Mario Lemieux and the Pittsburgh Penguins are turning to a former rival to help them keep the Stanley Cup window open for Sidney Crosby and company. The team hired former Philadelphia Flyer goaltender and general manager Ron Hextall as the team’s general manager on Tuesday.
Hextall replaces Jim Rutherford, who resigned abruptly last month. The Penguins also hired longtime league executive Brian Burke as director of hockey operations.
The hires come less than two weeks after Rutherford, who built a roster around longtime captain Crosby that brought consecutive Stanley Cups to Pittsburgh in 2016 and 2017, stepped down with six months left on his contract, saying only “it was time.”
“It’s an honour to be joining the Pittsburgh Penguins, an organization well-known for its excellence on and off the ice,” Hextall said in a statement. “I look forward to working with ownership, Brian and the entire organization toward the ultimate goal of bringing another Stanley Cup to Pittsburgh.”
‘Championship pedigrees’
Burke, 65, has spent more than 30 years in management and was the general manager of the Anaheim Ducks when the franchise captured the Stanley Cup in 2007.

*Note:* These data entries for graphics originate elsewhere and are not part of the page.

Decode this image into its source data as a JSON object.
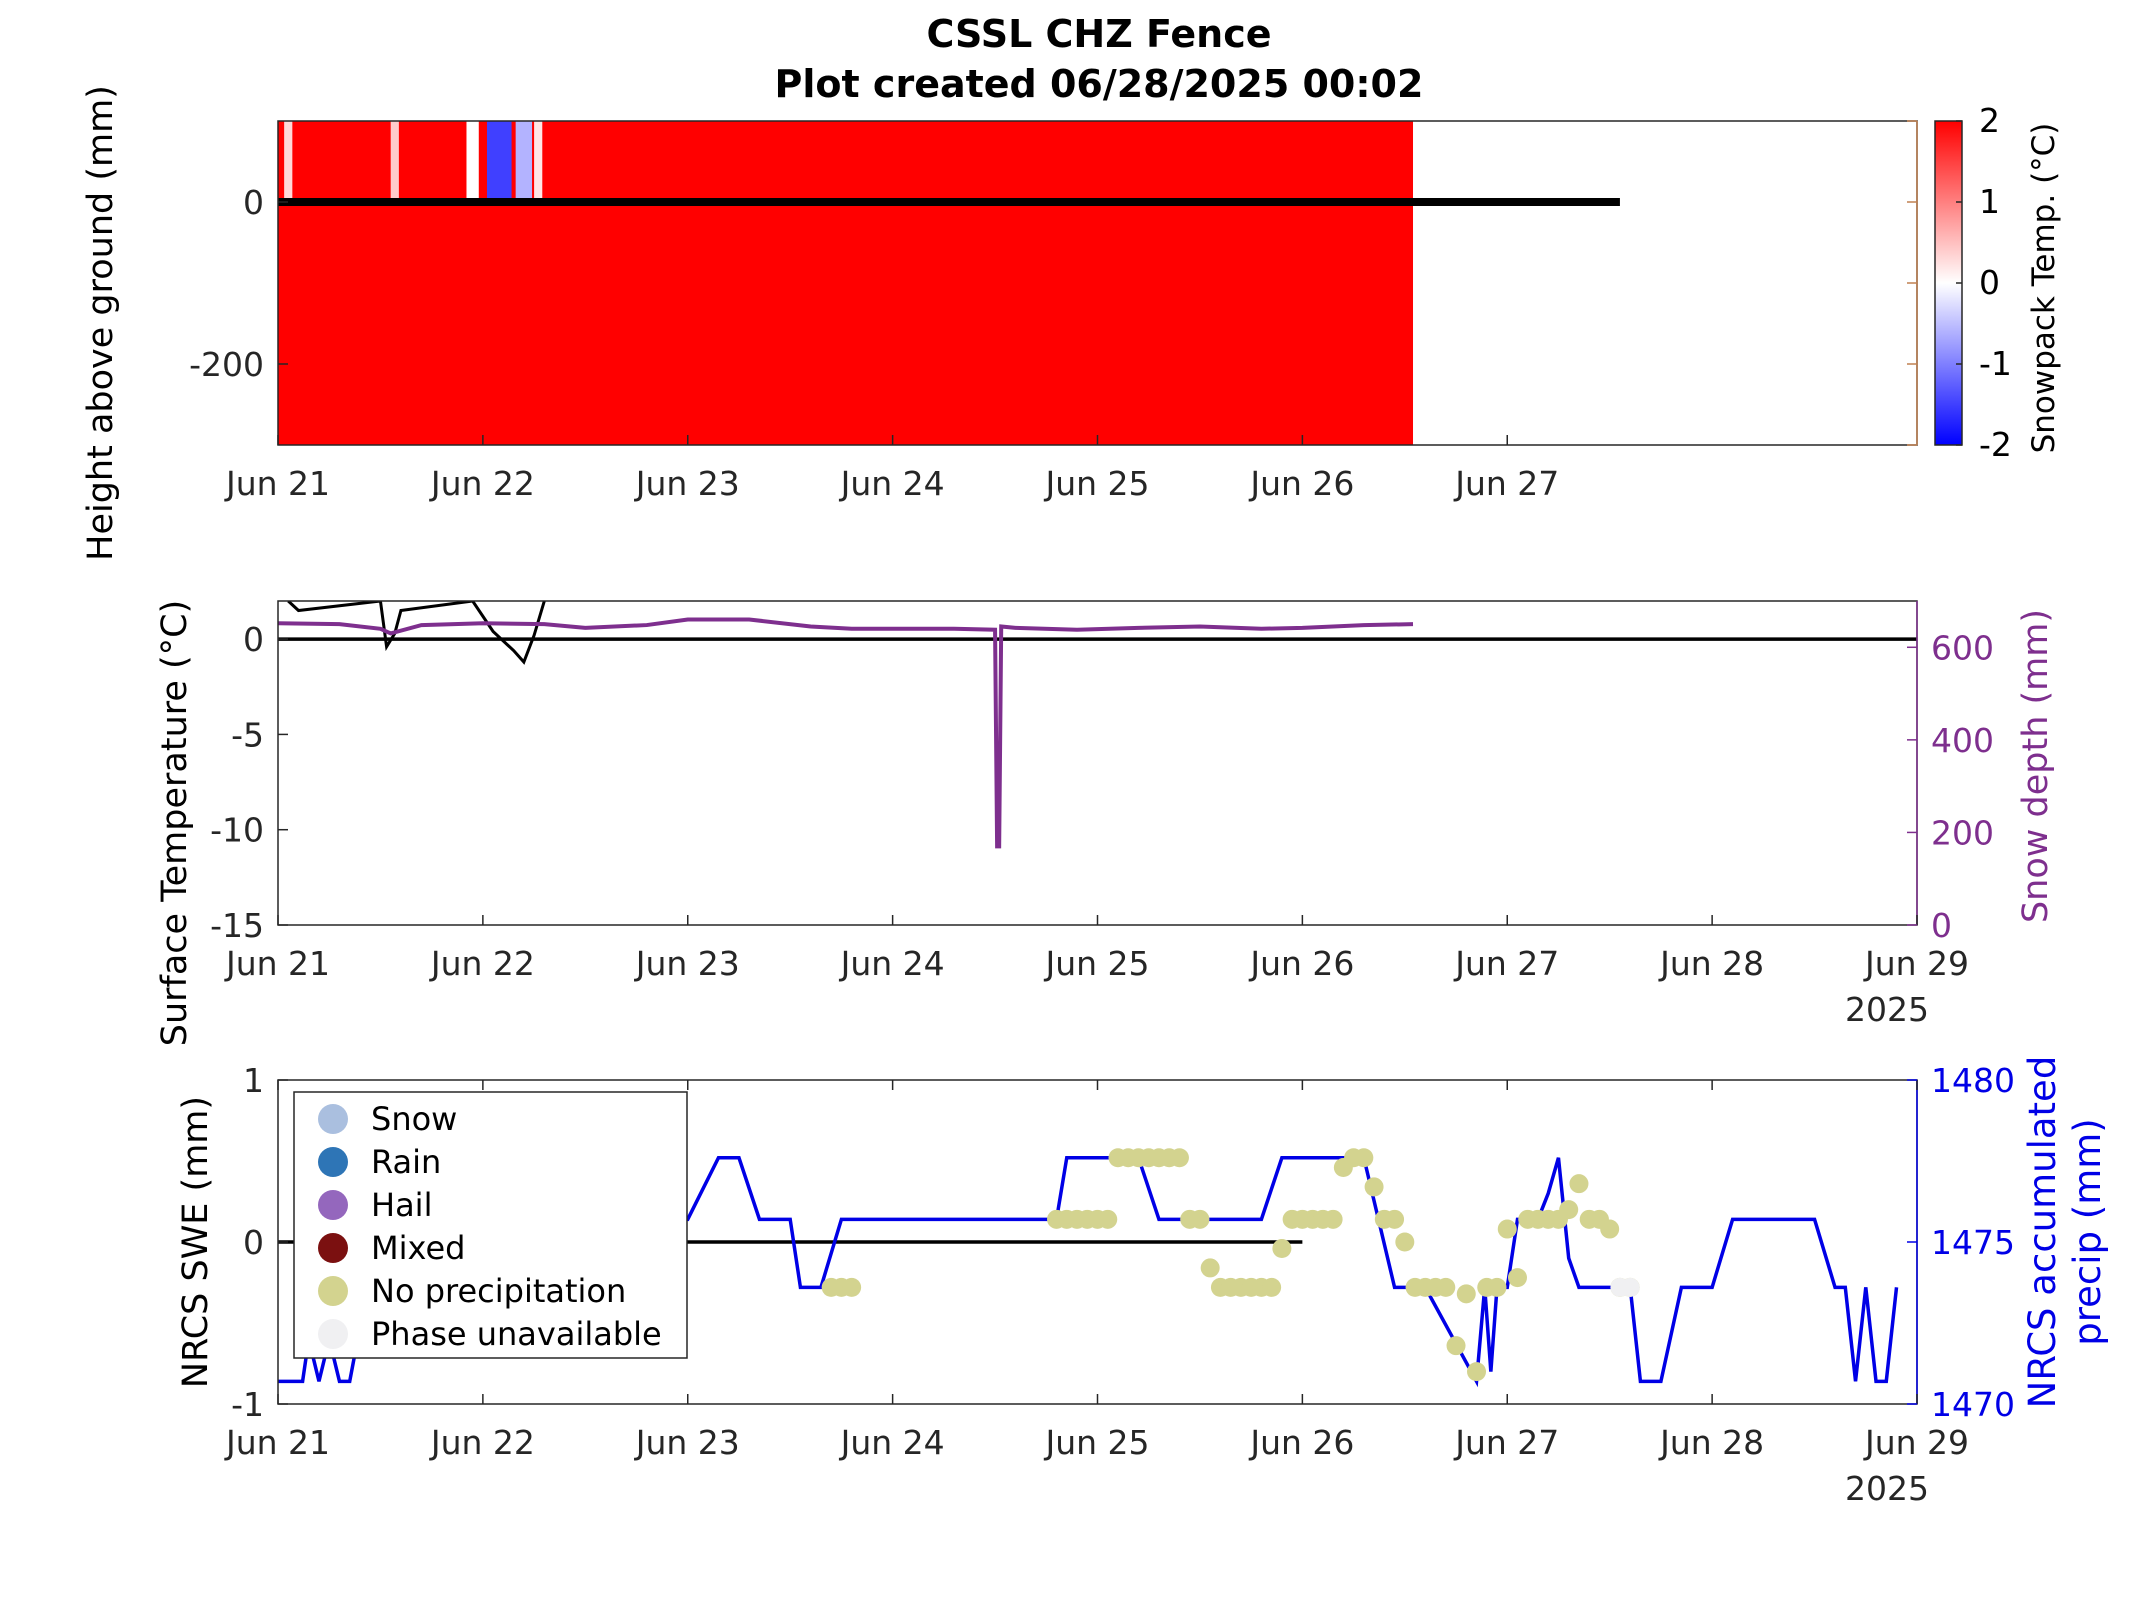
{
  "figure": {
    "title_line1": "CSSL CHZ Fence",
    "title_line2": "Plot created 06/28/2025 00:02"
  },
  "chart_data": [
    {
      "type": "heatmap",
      "ylabel": "Height above ground (mm)",
      "colorbar_label": "Snowpack Temp. (°C)",
      "colorbar_ticks": [
        "2",
        "1",
        "0",
        "-1",
        "-2"
      ],
      "colorbar_range": [
        -2,
        2
      ],
      "colorbar_colors": {
        "low": "#0000ff",
        "mid": "#ffffff",
        "high": "#ff0000"
      },
      "xlim": [
        0,
        8
      ],
      "ylim": [
        -300,
        100
      ],
      "x_tick_values": [
        0,
        1,
        2,
        3,
        4,
        5,
        6
      ],
      "x_ticks": [
        "Jun 21",
        "Jun 22",
        "Jun 23",
        "Jun 24",
        "Jun 25",
        "Jun 26",
        "Jun 27"
      ],
      "y_ticks": [
        "0",
        "-200"
      ],
      "y_tick_values": [
        0,
        -200
      ],
      "data_extent_days": 5.54,
      "default_temp": 2,
      "temp_anomalies": [
        {
          "x": 0.03,
          "w": 0.04,
          "t": 0.3
        },
        {
          "x": 0.55,
          "w": 0.04,
          "t": 0.4
        },
        {
          "x": 0.92,
          "w": 0.06,
          "t": 0.0
        },
        {
          "x": 1.02,
          "w": 0.12,
          "t": -1.5
        },
        {
          "x": 1.16,
          "w": 0.08,
          "t": -0.6
        },
        {
          "x": 1.25,
          "w": 0.04,
          "t": 0.2
        }
      ],
      "ground_line_end_day": 6.55
    },
    {
      "type": "line",
      "ylabel": "Surface Temperature (°C)",
      "y2label": "Snow depth (mm)",
      "xlim": [
        0,
        8
      ],
      "ylim": [
        -15,
        2
      ],
      "y2lim": [
        0,
        700
      ],
      "x_tick_values": [
        0,
        1,
        2,
        3,
        4,
        5,
        6,
        7,
        8
      ],
      "x_ticks": [
        "Jun 21",
        "Jun 22",
        "Jun 23",
        "Jun 24",
        "Jun 25",
        "Jun 26",
        "Jun 27",
        "Jun 28",
        "Jun 29"
      ],
      "year_label": "2025",
      "y_ticks": [
        "0",
        "-5",
        "-10",
        "-15"
      ],
      "y_tick_values": [
        0,
        -5,
        -10,
        -15
      ],
      "y2_ticks": [
        "600",
        "400",
        "200",
        "0"
      ],
      "y2_tick_values": [
        600,
        400,
        200,
        0
      ],
      "series": [
        {
          "color": "#000000",
          "x": [
            0.05,
            0.1,
            0.5,
            0.53,
            0.57,
            0.6,
            0.95,
            1.05,
            1.15,
            1.2,
            1.25,
            1.3
          ],
          "y": [
            2,
            1.5,
            2,
            -0.4,
            0.3,
            1.5,
            2,
            0.4,
            -0.6,
            -1.2,
            0.2,
            2
          ]
        },
        {
          "color": "#7e2f8e",
          "axis": "right",
          "x": [
            0,
            0.3,
            0.5,
            0.55,
            0.7,
            1.0,
            1.3,
            1.5,
            1.8,
            2.0,
            2.3,
            2.6,
            2.8,
            3.0,
            3.3,
            3.5,
            3.51,
            3.52,
            3.53,
            3.6,
            3.9,
            4.2,
            4.5,
            4.8,
            5.0,
            5.3,
            5.54
          ],
          "y": [
            652,
            650,
            640,
            630,
            648,
            652,
            650,
            642,
            648,
            660,
            660,
            645,
            640,
            640,
            640,
            638,
            170,
            170,
            645,
            642,
            638,
            642,
            645,
            640,
            642,
            648,
            650
          ]
        }
      ]
    },
    {
      "type": "line",
      "ylabel": "NRCS SWE (mm)",
      "y2label_line1": "NRCS accumulated",
      "y2label_line2": "precip (mm)",
      "xlim": [
        0,
        8
      ],
      "ylim": [
        -1,
        1
      ],
      "y2lim": [
        1470,
        1480
      ],
      "x_tick_values": [
        0,
        1,
        2,
        3,
        4,
        5,
        6,
        7,
        8
      ],
      "x_ticks": [
        "Jun 21",
        "Jun 22",
        "Jun 23",
        "Jun 24",
        "Jun 25",
        "Jun 26",
        "Jun 27",
        "Jun 28",
        "Jun 29"
      ],
      "year_label": "2025",
      "y_ticks": [
        "1",
        "0",
        "-1"
      ],
      "y_tick_values": [
        1,
        0,
        -1
      ],
      "y2_ticks": [
        "1480",
        "1475",
        "1470"
      ],
      "y2_tick_values": [
        1480,
        1475,
        1470
      ],
      "legend": {
        "placement": "top-left",
        "entries": [
          {
            "label": "Snow",
            "color": "#aabfdf"
          },
          {
            "label": "Rain",
            "color": "#2e75b6"
          },
          {
            "label": "Hail",
            "color": "#9467bd"
          },
          {
            "label": "Mixed",
            "color": "#7b1010"
          },
          {
            "label": "No precipitation",
            "color": "#d3d38f"
          },
          {
            "label": "Phase unavailable",
            "color": "#f0f0f2"
          }
        ]
      },
      "swe_series": {
        "color": "#000000",
        "x": [
          0,
          5.0
        ],
        "y": [
          0,
          0
        ]
      },
      "precip_series": {
        "color": "#0000e6",
        "axis": "right",
        "x": [
          0,
          0.12,
          0.15,
          0.2,
          0.25,
          0.3,
          0.35,
          0.5,
          2.0,
          2.15,
          2.25,
          2.35,
          2.5,
          2.55,
          2.65,
          2.75,
          3.8,
          3.85,
          4.2,
          4.3,
          4.8,
          4.9,
          5.3,
          5.45,
          5.6,
          5.85,
          5.89,
          5.92,
          5.95,
          6.0,
          6.05,
          6.15,
          6.2,
          6.25,
          6.3,
          6.35,
          6.5,
          6.6,
          6.65,
          6.75,
          6.85,
          7.0,
          7.1,
          7.5,
          7.6,
          7.65,
          7.7,
          7.75,
          7.8,
          7.85,
          7.9
        ],
        "y": [
          1470.7,
          1470.7,
          1472.0,
          1470.7,
          1472.0,
          1470.7,
          1470.7,
          1475.7,
          1475.7,
          1477.6,
          1477.6,
          1475.7,
          1475.7,
          1473.6,
          1473.6,
          1475.7,
          1475.7,
          1477.6,
          1477.6,
          1475.7,
          1475.7,
          1477.6,
          1477.6,
          1473.6,
          1473.6,
          1470.7,
          1473.6,
          1471.0,
          1473.6,
          1473.6,
          1475.7,
          1475.7,
          1476.5,
          1477.6,
          1474.5,
          1473.6,
          1473.6,
          1473.6,
          1470.7,
          1470.7,
          1473.6,
          1473.6,
          1475.7,
          1475.7,
          1473.6,
          1473.6,
          1470.7,
          1473.6,
          1470.7,
          1470.7,
          1473.6
        ]
      },
      "phase_points": {
        "no_precip": {
          "x": [
            2.7,
            2.75,
            2.8,
            3.8,
            3.85,
            3.9,
            3.95,
            4.0,
            4.05,
            4.1,
            4.15,
            4.2,
            4.25,
            4.3,
            4.35,
            4.4,
            4.45,
            4.5,
            4.55,
            4.6,
            4.65,
            4.7,
            4.75,
            4.8,
            4.85,
            4.9,
            4.95,
            5.0,
            5.05,
            5.1,
            5.15,
            5.2,
            5.25,
            5.3,
            5.35,
            5.4,
            5.45,
            5.5,
            5.55,
            5.6,
            5.65,
            5.7,
            5.75,
            5.8,
            5.85,
            5.9,
            5.95,
            6.0,
            6.05,
            6.1,
            6.15,
            6.2,
            6.25,
            6.3,
            6.35,
            6.4,
            6.45,
            6.5,
            6.55,
            6.6
          ],
          "y": [
            1473.6,
            1473.6,
            1473.6,
            1475.7,
            1475.7,
            1475.7,
            1475.7,
            1475.7,
            1475.7,
            1477.6,
            1477.6,
            1477.6,
            1477.6,
            1477.6,
            1477.6,
            1477.6,
            1475.7,
            1475.7,
            1474.2,
            1473.6,
            1473.6,
            1473.6,
            1473.6,
            1473.6,
            1473.6,
            1474.8,
            1475.7,
            1475.7,
            1475.7,
            1475.7,
            1475.7,
            1477.3,
            1477.6,
            1477.6,
            1476.7,
            1475.7,
            1475.7,
            1475.0,
            1473.6,
            1473.6,
            1473.6,
            1473.6,
            1471.8,
            1473.4,
            1471.0,
            1473.6,
            1473.6,
            1475.4,
            1473.9,
            1475.7,
            1475.7,
            1475.7,
            1475.7,
            1476.0,
            1476.8,
            1475.7,
            1475.7,
            1475.4,
            1473.6,
            1473.6
          ],
          "color": "#d3d38f"
        },
        "unavailable": {
          "x": [
            6.55,
            6.6
          ],
          "y": [
            1473.6,
            1473.6
          ],
          "color": "#f0f0f2"
        }
      }
    }
  ]
}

Hextall and Burke take over a club that still feels it is among the NHL’s elite, even with Crosby, former Hart Trophy winner Evgeni Malkin and defenceman Kris Letang all in their mid-30s. Pittsburgh is currently in fifth place in the crowded East Division with a 5-5-1 record (11 points) through 11 games.
The Penguins are in the midst of an extended layoff due to a COVID-19 outbreak in New Jersey.
Patrik Allvin, who served as interim GM following Rutherford’s exit, will stay on as an assistant general manager under Hextall.